2013: A New Hope

Rob JonesThe Herts club’s occasional blogger, equally occasional player, and former Chief Correspondent Rob Jones has returned for another year of baseball. Here he offers his random views, glimpses and hopes for the coming year.

The sound echoed around the hall. It was of a loud slap, a loud snap, not unlike the report of a gun. It was a baseball hitting a leather mitt. Baseball season had begun.

Fifty or so players were there on the first week of indoor Spring Training, and the fact that a cavernous sports hall seemed crowded showed how far Herts has come in the past couple of years in expanding its reach. By the time I was there — barely even a few minutes late, which is excellent by my standards — there seemed hardly room to throw. On the second week there were slightly fewer of us, but still dozens of players, all turning out on a cold Sunday morning. The first excellent result of the season.
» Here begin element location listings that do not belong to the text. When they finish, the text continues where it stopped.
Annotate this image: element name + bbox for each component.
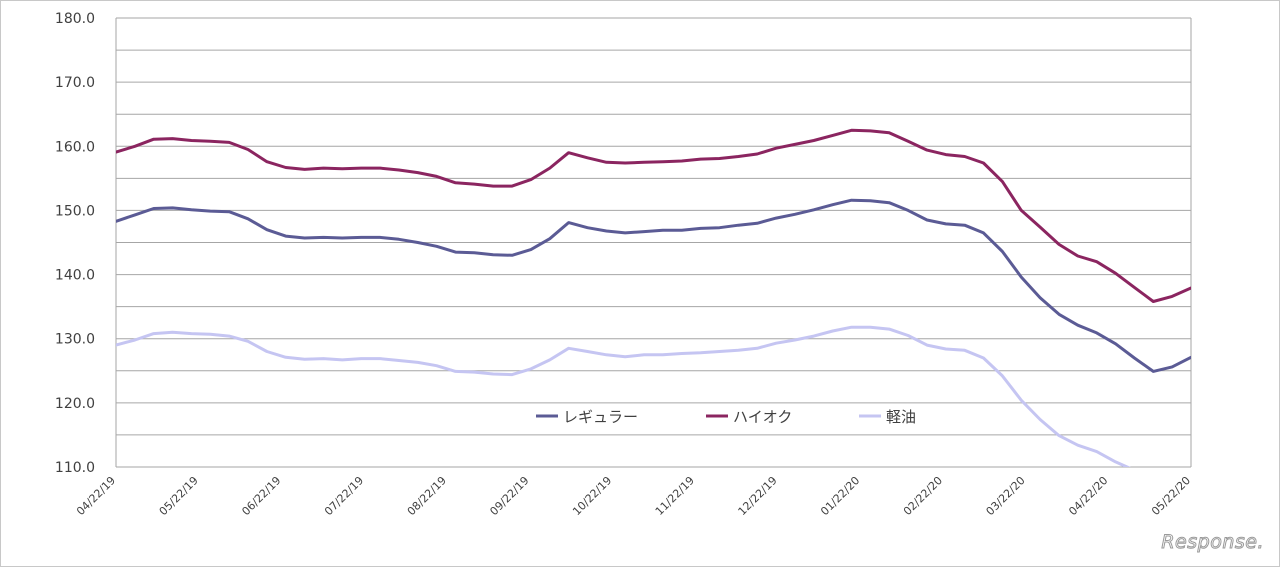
x-tick-label: 03/22/20 [984, 474, 1028, 518]
x-tick-label: 12/22/19 [736, 474, 780, 518]
series-line-1 [116, 128, 1191, 303]
response-logo: Response. [1146, 529, 1266, 559]
x-tick-label: 01/22/20 [818, 474, 862, 518]
legend-label: ハイオク [733, 408, 792, 426]
y-tick-label: 160.0 [55, 139, 95, 155]
x-tick-label: 11/22/19 [653, 474, 697, 518]
y-tick-label: 140.0 [55, 268, 95, 284]
x-tick-label: 05/22/19 [157, 474, 201, 518]
x-tick-label: 05/22/20 [1149, 474, 1193, 518]
y-tick-label: 180.0 [55, 11, 95, 27]
x-tick-label: 02/22/20 [901, 474, 945, 518]
y-tick-label: 150.0 [55, 203, 95, 219]
x-tick-label: 06/22/19 [239, 474, 283, 518]
series-line-2 [116, 325, 1131, 467]
legend-label: 軽油 [886, 408, 916, 426]
series-line-0 [116, 198, 1191, 373]
y-tick-label: 120.0 [55, 396, 95, 412]
series-lines [116, 128, 1191, 467]
x-tick-label: 07/22/19 [322, 474, 366, 518]
x-tick-label: 04/22/20 [1066, 474, 1110, 518]
y-tick-label: 170.0 [55, 75, 95, 91]
x-tick-label: 10/22/19 [570, 474, 614, 518]
legend-label: レギュラー [563, 408, 638, 426]
x-tick-label: 09/22/19 [487, 474, 531, 518]
x-tick-label: 08/22/19 [405, 474, 449, 518]
watermark-text: Response. [1161, 531, 1264, 553]
y-tick-label: 130.0 [55, 332, 95, 348]
x-axis-tick-labels: 04/22/19 05/22/19 06/22/19 07/22/19 08/22/19… [74, 474, 1193, 518]
x-tick-label: 04/22/19 [74, 474, 118, 518]
y-axis-tick-labels: 110.0 120.0 130.0 140.0 150.0 160.0 170.0 180.0 [55, 11, 95, 476]
legend: レギュラー ハイオク 軽油 [536, 408, 916, 426]
gridlines [115, 17, 1192, 468]
y-tick-label: 110.0 [55, 460, 95, 476]
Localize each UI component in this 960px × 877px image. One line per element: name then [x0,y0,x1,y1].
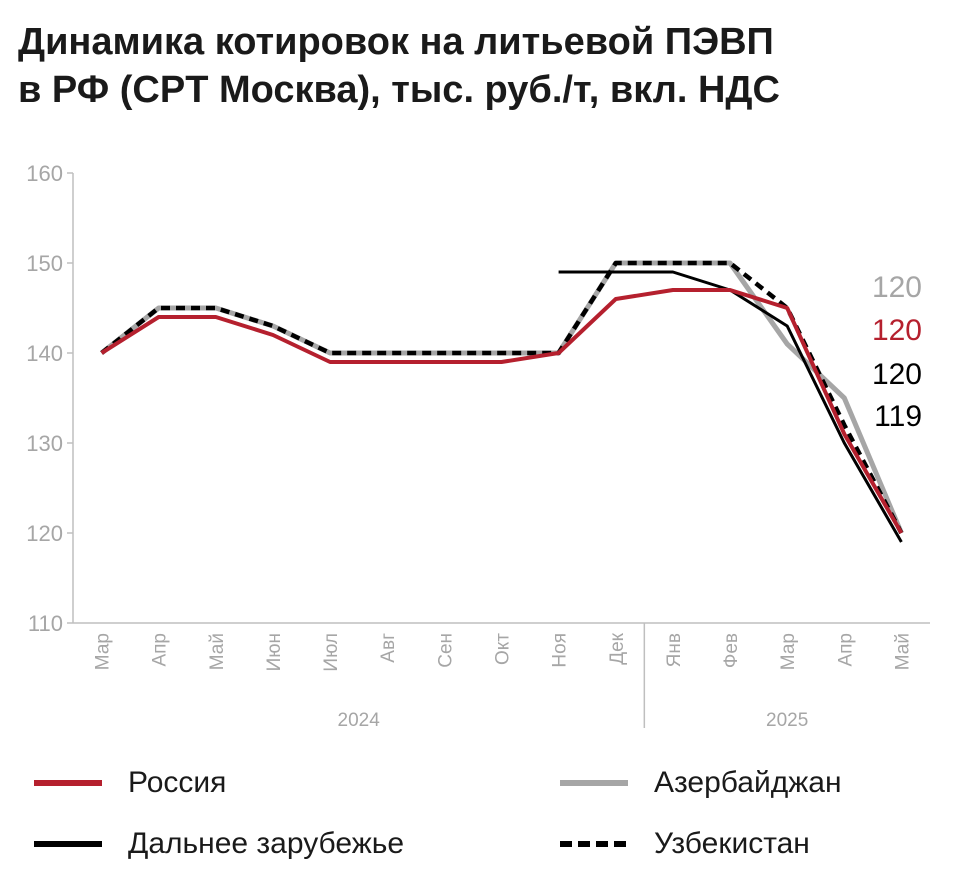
legend-swatch-russia [34,780,102,786]
x-tick-label: Мар [778,633,799,670]
y-tick-label: 150 [26,251,63,276]
chart-end-labels: 120 120 120 119 [872,271,922,433]
legend-item-far-abroad: Дальнее зарубежье [34,824,404,864]
y-tick-label: 160 [26,161,63,186]
chart-title-line-2: в РФ (CPT Москва), тыс. руб./т, вкл. НДС [18,69,780,111]
series-line-uzbekistan [100,260,904,535]
x-tick-label: Июн [264,633,285,671]
x-tick-label: Янв [664,633,685,667]
legend-swatch-uzbekistan [560,841,628,847]
x-tick-label: Дек [607,632,628,664]
x-tick-label: Ноя [550,633,571,668]
legend-swatch-far-abroad [34,841,102,847]
x-tick-label: Апр [150,633,171,667]
year-label-2025: 2025 [766,710,808,731]
x-tick-label: Окт [493,633,514,665]
x-tick-label: Май [207,633,228,670]
legend-label-azerbaijan: Азербайджан [654,766,842,799]
x-tick-label: Сен [435,633,456,668]
chart-title: Динамика котировок на литьевой ПЭВП в РФ… [18,18,948,114]
legend-item-azerbaijan: Азербайджан [560,763,842,803]
chart-series [100,260,904,543]
end-value-label: 120 [872,358,922,391]
x-tick-label: Май [892,633,913,670]
legend-label-russia: Россия [128,766,227,799]
x-tick-label: Апр [835,633,856,667]
end-value-label: 120 [872,271,922,304]
series-line-russia [100,288,904,534]
legend-label-far-abroad: Дальнее зарубежье [128,827,405,860]
x-tick-label: Мар [93,633,114,670]
chart-title-line-1: Динамика котировок на литьевой ПЭВП [18,21,774,63]
y-tick-label: 120 [26,521,63,546]
y-tick-label: 130 [26,431,63,456]
y-tick-label: 110 [28,611,63,636]
legend-item-uzbekistan: Узбекистан [560,824,810,864]
end-value-label: 119 [874,400,922,433]
x-tick-label: Июл [321,633,342,672]
year-label-2024: 2024 [338,710,381,731]
chart-axes: 110 120 130 140 150 160 Мар Апр Май Июн Июл Авг Сен О… [26,161,930,731]
x-tick-label: Фев [721,633,742,668]
end-value-label: 120 [872,314,922,347]
legend-swatch-azerbaijan [560,780,628,786]
y-tick-label: 140 [26,341,63,366]
legend-item-russia: Россия [34,763,226,803]
legend-label-uzbekistan: Узбекистан [654,827,810,860]
x-tick-label: Авг [378,633,399,663]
Never fear, though, about the apparent lack of space.  Once the session had got rolling and the coaches had stepped in to organise, every inch of the hall was well used. At the second session, the club’s new strength and conditioning coach made his first appearance and worked the players into submission. Crouching like crabs, jumping like grasshoppers, lunging like refugees from Python’s silly walks sketch. The Herts media department kindly used a photo of the event which showed me as the only player bent double trying to recover from the exertion!

Spring Training
Your correspondent (centre) working on his drive with Kimi Saionji

It was the sort of excellent targeted work-out that I would never have come up with for myself. It left me aching for days — in fact, my calves and thighs were so dumbstruck that every time I got up from my desk on the Monday I had to re-learn the art of walking. However, it felt great! And I have already used some of the drills we were shown when working out in my local park.

I am by no means a hardcore devotee of exercise. But I do love to play, and the last thing I want to do at a session is stand around waiting for stuff to be sorted. And that doesn’t happen here at Herts. It hasn’t for years now, and we have reaped two benefits from that. Number one — passionate, hard-working club staff. Number two — better players.

Those players include some of the top names in British baseball — Robbie Unsell, Ryan Bird — who now turn out in a Herts uniform and helped take the club to the NBL final in 2012. It also includes some excellent youth players who have begun to pull on the jersey for our adult teams, and who could take us even higher in the future. Guys who already had great talent going for them — Kyle Lloyd-Jones; the Caress brothers — seemed to have grown a foot taller over the winter and to have filled out. They will be an imposing presence on whichever diamond hosts them this season.

Carlos Casal in action in 2009
Caros Casal argues his case during the Hunlock Series in 2009

There are plenty of new faces, as well as some which have returned from the past. The Casal family, who always play with fire and passion, will be a shot in the arm for the club on the field after a successful sojourn at the Harlow Nationals. A return is also on the cards for Ross Asquith, the King of the Bunt, the Fastest Thing in the South from the early days of the Herts Hawks, I think it was. Because we now have a fifth adult team, we will need a deep bench, but that seems to be a luxury we are developing.

Last weekend was the first of many sessions which I will miss this year. Work often keeps me away from Herts baseball, but like so many others I keep coming back. Last season was a bit of a low ebb for me, in terms of playing time. I only made it to five games, I think, and one of them was incomplete. I never really got my swing together and batted only about .440, disappointing after previous seasons. But my OBP remained high, and I felt I was contributing to the team and to a few victories.

Who knows what 2013 will hold for me, and for Herts. But that is one of the great things about Spring Training. Anything seems possible. Everything is out there to be worked for, and aimed at. The grainy photos of Herts part-timers in a cavernous sports hall are the equivalent of those sun-dappled pictures from the MLB’s Spring leagues. But although the visual image is rather different, the spirit is the same. It is about hope, and about what it can bring.